Я очень много узнаю от него, пока он пьет пиво. Он меня натолкнул на кое-какие мысли.
– Я отлично его знаю. Он приходит сюда каждое воскресенье.
Гарри расшнуровал ботинок и подтянул лопнувший шнурок, чтобы снова завязать его бантиком.
– Послушай… – Он нервно потер очки о полу своей куртки. – Ты ему не говори, что я тебе сказал. Понимаешь, он вряд ли меня даже помнит. Со мной-то он не разговаривает. Он разговаривает только с мистером Сингером. Ему даже покажется странным, если ты… словом, сама понимаешь…

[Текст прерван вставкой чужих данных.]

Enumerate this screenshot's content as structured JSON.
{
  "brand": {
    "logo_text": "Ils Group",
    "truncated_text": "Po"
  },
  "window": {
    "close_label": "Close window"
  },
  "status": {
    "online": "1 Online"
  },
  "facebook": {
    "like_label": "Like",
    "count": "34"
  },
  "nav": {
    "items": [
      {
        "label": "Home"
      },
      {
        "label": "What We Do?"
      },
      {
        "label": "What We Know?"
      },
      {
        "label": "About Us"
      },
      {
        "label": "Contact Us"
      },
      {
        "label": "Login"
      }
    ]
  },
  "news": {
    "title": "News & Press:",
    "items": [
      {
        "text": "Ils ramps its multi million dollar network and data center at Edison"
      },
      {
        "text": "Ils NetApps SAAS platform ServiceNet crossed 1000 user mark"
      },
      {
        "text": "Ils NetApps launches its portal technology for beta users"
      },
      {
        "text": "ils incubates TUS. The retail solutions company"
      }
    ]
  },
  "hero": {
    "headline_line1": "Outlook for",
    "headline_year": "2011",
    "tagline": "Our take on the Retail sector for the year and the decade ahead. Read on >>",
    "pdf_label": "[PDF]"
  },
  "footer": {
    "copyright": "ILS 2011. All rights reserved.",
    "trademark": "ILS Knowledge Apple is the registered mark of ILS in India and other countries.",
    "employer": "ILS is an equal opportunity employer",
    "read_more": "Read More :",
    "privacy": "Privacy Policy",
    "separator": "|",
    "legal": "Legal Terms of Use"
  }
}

– Ладно… – Она поняла между строк, что он неравнодушен к мистеру Блаунту, а это чувство было ей знакомо. – Ничего не скажу.

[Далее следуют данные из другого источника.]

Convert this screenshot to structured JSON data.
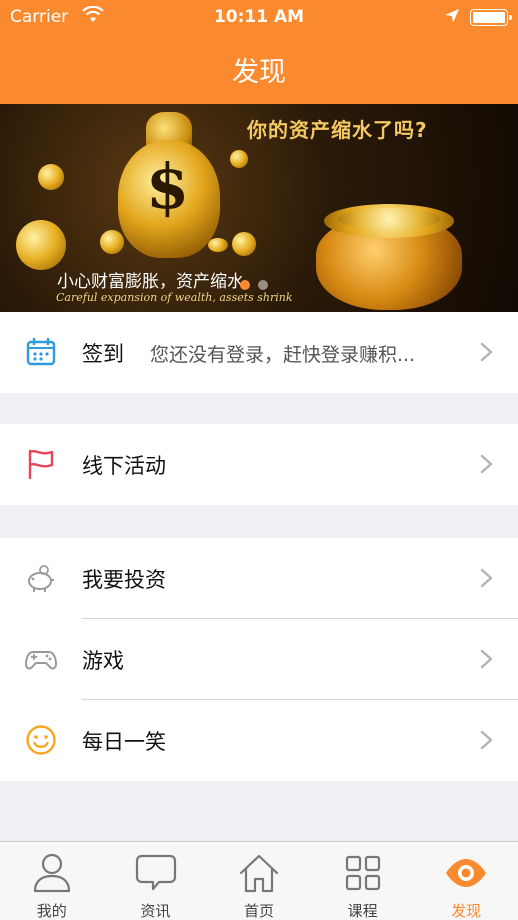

Стало темно. На синем небе появилась белая, как молоко, луна. Похолодало. Было слышно, как Ральф, Джордж и Порция возятся на кухне. Огонь плиты отсвечивал в кухонном окне горячим оранжевым пятном. Пахло дымом и ужином.
– Знаешь, я об этом никому не говорил, – начал Гарри. – Даже самому противно подумать…
– Что?
– Ты помнишь, когда начала читать газеты и разбираться в том, что прочла?
– Ага.
– Я был фашистом, вернее, воображал, что я – фашист. Дело было вот как. Помнишь снимки в газетах, там еще такие ребята, как мы, в Европе маршируют, поют песни и ходят в ногу? Мне казалось, что это так замечательно. Все друг с другом связаны клятвой, и у всех у них один вождь. У всех одинаковые идеалы, и все шагают в ногу. Меня не интересовало, что там происходит с еврейским нацменьшинством, я просто не хотел об этом думать. Еще и потому, что в то время мне не хотелось считать себя евреем. Понимаешь, я ничего не знал. Я просто рассматривал картинки, читал подписи и ни черта не понимал. Понятия не имел, какой это ужас. Я думал, что я фашист. Конечно, потом я выяснил, что это такое.

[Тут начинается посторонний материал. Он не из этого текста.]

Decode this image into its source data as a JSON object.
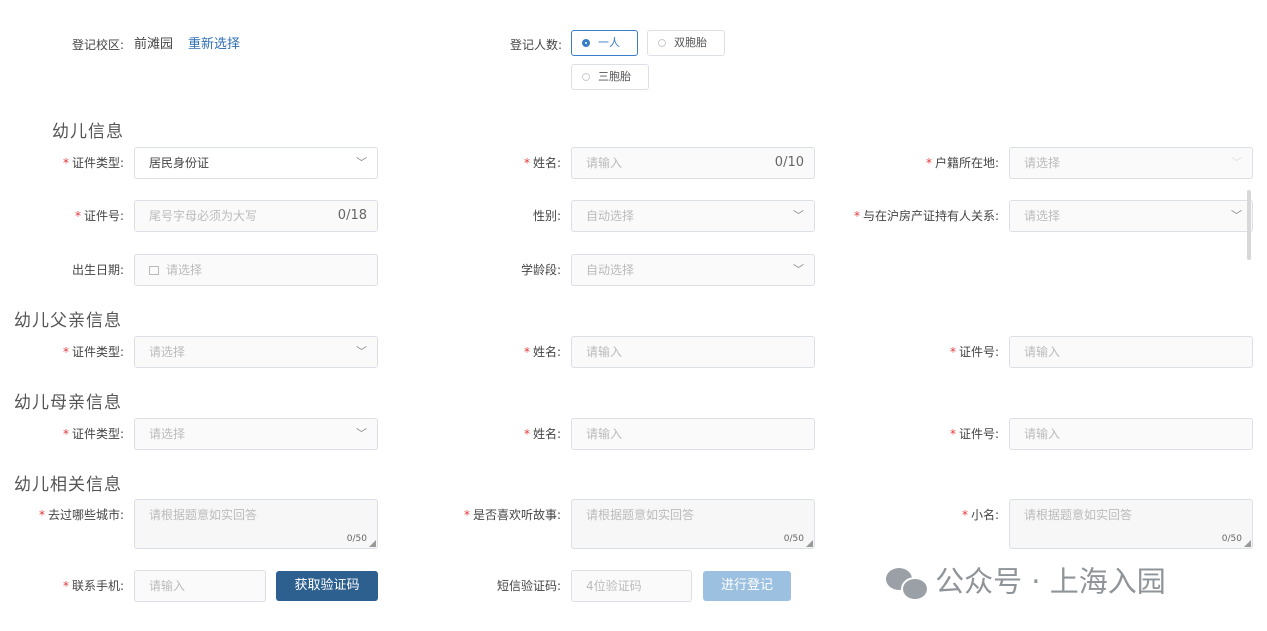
{
  "campus": {
    "label": "登记校区:",
    "value": "前滩园",
    "reselect": "重新选择"
  },
  "count": {
    "label": "登记人数:",
    "options": [
      "一人",
      "双胞胎",
      "三胞胎"
    ],
    "selected": "一人"
  },
  "child": {
    "title": "幼儿信息",
    "id_type_label": "证件类型:",
    "id_type_value": "居民身份证",
    "name_label": "姓名:",
    "name_placeholder": "请输入",
    "name_count": "0/10",
    "hukou_label": "户籍所在地:",
    "hukou_placeholder": "请选择",
    "id_no_label": "证件号:",
    "id_no_placeholder": "尾号字母必须为大写",
    "id_no_count": "0/18",
    "gender_label": "性别:",
    "gender_placeholder": "自动选择",
    "relation_label": "与在沪房产证持有人关系:",
    "relation_placeholder": "请选择",
    "birth_label": "出生日期:",
    "birth_placeholder": "请选择",
    "grade_label": "学龄段:",
    "grade_placeholder": "自动选择"
  },
  "father": {
    "title": "幼儿父亲信息",
    "id_type_label": "证件类型:",
    "id_type_placeholder": "请选择",
    "name_label": "姓名:",
    "name_placeholder": "请输入",
    "id_no_label": "证件号:",
    "id_no_placeholder": "请输入"
  },
  "mother": {
    "title": "幼儿母亲信息",
    "id_type_label": "证件类型:",
    "id_type_placeholder": "请选择",
    "name_label": "姓名:",
    "name_placeholder": "请输入",
    "id_no_label": "证件号:",
    "id_no_placeholder": "请输入"
  },
  "related": {
    "title": "幼儿相关信息",
    "cities_label": "去过哪些城市:",
    "cities_placeholder": "请根据题意如实回答",
    "stories_label": "是否喜欢听故事:",
    "stories_placeholder": "请根据题意如实回答",
    "nickname_label": "小名:",
    "nickname_placeholder": "请根据题意如实回答",
    "count": "0/50"
  },
  "contact": {
    "phone_label": "联系手机:",
    "phone_placeholder": "请输入",
    "get_code": "获取验证码",
    "sms_label": "短信验证码:",
    "sms_placeholder": "4位验证码",
    "submit": "进行登记"
  },
  "watermark": {
    "text": "公众号 · 上海入园"
  },
  "colors": {
    "accent": "#3a7dc9",
    "primary_button": "#2d5f8f",
    "disabled_button": "#9cc1e0",
    "required": "#e4393c"
  }
}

В его словах слышалась злость на себя, и голос у него ломался – звучал то как у мужчины, то как у мальчишки.
– Но ты ведь еще не знал… – вставила она.
– Это ужасный грех. Моральное преступление.
Вот такой он человек. Все для него либо черное, либо белое, ничего посередке. Нельзя до двадцати лет притрагиваться к пиву или к вину и курить сигареты. Страшный грех жульничать на экзамене, но вовсе не грех списывать домашние уроки. Девчонкам безнравственно красить губы и носить платья с вырезом для загара. Ужасный грех покупать вещи с немецкими или японскими этикетками, пусть даже они стоят всего пять центов.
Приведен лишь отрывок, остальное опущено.